Former bank executive sentenced for embezzlement in Montana

From the Billings Gazette-

A former vice president at a Montana bank was sentenced to more than nine years in prison after authorities said she embezzled nearly $3.7 million to cover personal debts.
Rhonda Lee Devries, 51, was sentenced Monday by U.S. District Judge Sam Haddon in Great Falls.
Devries pleaded guilty in August to bank fraud, embezzlement by a bank officer, credit card fraud and money laundering involving the assets taken from First Security Bank in Malta over nearly a dozen years.
"She tearfully accepted the sentence and expressed profound regret and sorrow for everything she did and took full responsibility for her actions," defense attorney Mark Parker of Billings told The Billings Gazette (http://bit.ly/UZr4t6)

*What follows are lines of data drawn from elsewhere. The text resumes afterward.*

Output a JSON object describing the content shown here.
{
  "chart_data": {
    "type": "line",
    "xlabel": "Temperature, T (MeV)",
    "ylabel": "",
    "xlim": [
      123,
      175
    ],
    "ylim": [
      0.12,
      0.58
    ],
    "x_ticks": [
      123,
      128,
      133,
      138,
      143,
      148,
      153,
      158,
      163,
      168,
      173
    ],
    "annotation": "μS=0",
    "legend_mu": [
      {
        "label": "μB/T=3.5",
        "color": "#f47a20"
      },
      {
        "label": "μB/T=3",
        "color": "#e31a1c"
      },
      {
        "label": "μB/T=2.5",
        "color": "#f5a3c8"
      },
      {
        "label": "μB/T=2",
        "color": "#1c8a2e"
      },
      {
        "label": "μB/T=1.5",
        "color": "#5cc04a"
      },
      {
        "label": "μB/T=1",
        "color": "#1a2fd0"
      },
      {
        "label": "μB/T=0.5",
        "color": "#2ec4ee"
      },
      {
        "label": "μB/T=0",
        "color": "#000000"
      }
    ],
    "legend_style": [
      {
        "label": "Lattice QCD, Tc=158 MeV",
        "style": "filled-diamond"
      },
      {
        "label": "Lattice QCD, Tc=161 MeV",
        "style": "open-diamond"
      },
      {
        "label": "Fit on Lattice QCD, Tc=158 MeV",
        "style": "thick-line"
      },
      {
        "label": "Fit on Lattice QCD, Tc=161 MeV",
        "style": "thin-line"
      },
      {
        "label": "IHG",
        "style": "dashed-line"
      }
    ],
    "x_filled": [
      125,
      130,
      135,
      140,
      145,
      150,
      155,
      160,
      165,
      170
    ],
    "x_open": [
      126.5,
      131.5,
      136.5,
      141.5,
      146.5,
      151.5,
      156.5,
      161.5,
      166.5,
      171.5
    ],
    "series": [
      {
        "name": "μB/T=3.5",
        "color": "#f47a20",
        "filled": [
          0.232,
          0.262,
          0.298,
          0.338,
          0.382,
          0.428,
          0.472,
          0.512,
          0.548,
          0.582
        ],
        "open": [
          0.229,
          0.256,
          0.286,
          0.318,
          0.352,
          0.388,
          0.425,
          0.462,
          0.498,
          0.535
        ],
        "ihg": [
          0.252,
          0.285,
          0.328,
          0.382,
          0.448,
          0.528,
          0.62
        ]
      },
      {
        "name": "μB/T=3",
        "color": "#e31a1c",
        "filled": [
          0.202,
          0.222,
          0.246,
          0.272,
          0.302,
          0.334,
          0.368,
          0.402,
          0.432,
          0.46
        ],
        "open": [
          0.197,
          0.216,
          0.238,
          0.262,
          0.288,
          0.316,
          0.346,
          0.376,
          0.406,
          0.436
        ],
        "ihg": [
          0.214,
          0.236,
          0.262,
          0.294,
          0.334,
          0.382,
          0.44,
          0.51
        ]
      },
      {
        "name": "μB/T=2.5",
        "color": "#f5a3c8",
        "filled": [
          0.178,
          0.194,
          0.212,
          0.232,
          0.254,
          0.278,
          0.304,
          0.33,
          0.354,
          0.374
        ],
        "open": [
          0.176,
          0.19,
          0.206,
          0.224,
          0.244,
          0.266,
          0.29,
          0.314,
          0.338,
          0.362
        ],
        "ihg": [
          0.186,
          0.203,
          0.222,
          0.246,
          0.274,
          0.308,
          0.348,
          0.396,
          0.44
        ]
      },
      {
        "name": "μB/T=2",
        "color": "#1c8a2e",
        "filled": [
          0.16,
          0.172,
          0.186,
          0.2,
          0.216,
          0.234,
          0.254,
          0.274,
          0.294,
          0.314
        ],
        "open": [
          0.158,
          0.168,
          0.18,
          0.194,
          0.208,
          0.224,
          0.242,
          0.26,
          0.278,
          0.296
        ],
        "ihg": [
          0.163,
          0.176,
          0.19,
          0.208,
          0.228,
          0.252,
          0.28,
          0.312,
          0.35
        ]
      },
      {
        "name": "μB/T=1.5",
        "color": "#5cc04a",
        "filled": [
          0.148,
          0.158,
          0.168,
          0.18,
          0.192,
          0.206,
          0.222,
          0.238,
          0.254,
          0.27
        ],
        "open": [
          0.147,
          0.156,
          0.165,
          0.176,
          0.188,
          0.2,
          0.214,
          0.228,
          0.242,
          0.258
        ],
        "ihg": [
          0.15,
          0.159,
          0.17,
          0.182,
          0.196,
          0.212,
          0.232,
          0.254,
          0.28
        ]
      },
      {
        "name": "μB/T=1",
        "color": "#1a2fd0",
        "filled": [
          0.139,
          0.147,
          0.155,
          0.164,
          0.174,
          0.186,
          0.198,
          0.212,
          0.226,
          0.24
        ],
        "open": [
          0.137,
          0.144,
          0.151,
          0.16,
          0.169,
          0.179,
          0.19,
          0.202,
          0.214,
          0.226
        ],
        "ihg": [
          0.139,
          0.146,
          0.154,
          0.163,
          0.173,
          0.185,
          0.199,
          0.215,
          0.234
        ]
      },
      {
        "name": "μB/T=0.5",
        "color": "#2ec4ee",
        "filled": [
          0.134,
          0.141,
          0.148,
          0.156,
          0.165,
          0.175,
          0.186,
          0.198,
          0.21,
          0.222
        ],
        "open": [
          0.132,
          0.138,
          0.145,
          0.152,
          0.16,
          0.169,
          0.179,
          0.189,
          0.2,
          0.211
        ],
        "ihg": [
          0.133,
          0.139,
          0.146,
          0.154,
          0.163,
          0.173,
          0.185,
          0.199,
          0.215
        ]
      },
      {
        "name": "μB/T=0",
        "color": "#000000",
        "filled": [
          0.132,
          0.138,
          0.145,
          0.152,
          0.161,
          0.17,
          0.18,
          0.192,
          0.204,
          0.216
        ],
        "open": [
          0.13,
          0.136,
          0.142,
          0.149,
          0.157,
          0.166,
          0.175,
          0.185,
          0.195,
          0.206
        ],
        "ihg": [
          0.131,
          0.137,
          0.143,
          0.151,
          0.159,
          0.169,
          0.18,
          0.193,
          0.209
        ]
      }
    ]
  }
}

The judge also ordered Devries to pay $3.8 million in restitution and to spend three years on probation.
Assistant U.S. Attorney Carl Rostad had sought a 10-year sentence, calling the scheme methodical, devious and sophisticated, and saying it "involved countless acts of theft and deception."
The crime "has seriously jeopardized the continued existence of a community financial institution, thereby putting at risk the futures of the bank's employees, the financial security of its shareholders and the availability of credit for a small agricultural community," Rostad wrote in his sentencing recommendation.
Prosecutors alleged that Devries had managed about $40,000 in debt by transferring it to new credit cards until January 2001, when her application for another account was declined.
During the next several years, she used her position as vice president of operations to open three high-limit credit cards and had accumulated balances totaling nearly $3.4 million when the fraud was discovered last spring, prosecutors said.
Another account opened in June 2011 had a balance of $304,493. Court records indicated that Devries manipulated bank records to cover the crimes, which were discovered in late April by the bank's credit card servicing company.
The bank's directors and owners asked the judge to consider that Devries was a long-term officer, "giving her abundant knowledge to recognize that a theft of this magnitude would jeopardize the bank's existence."
The Federal Deposit Insurance Corp. insures most accounts for up to $250,000, so customers' deposits should not be affected by the fraud, court records said.
"There is every indication that First Security of Malta will survive as a bank," state banking commissioner Melanie Hall said. "The bank and its board of directors have taken significant steps to improve the financial condition, including the injection of more than $1 million in capital."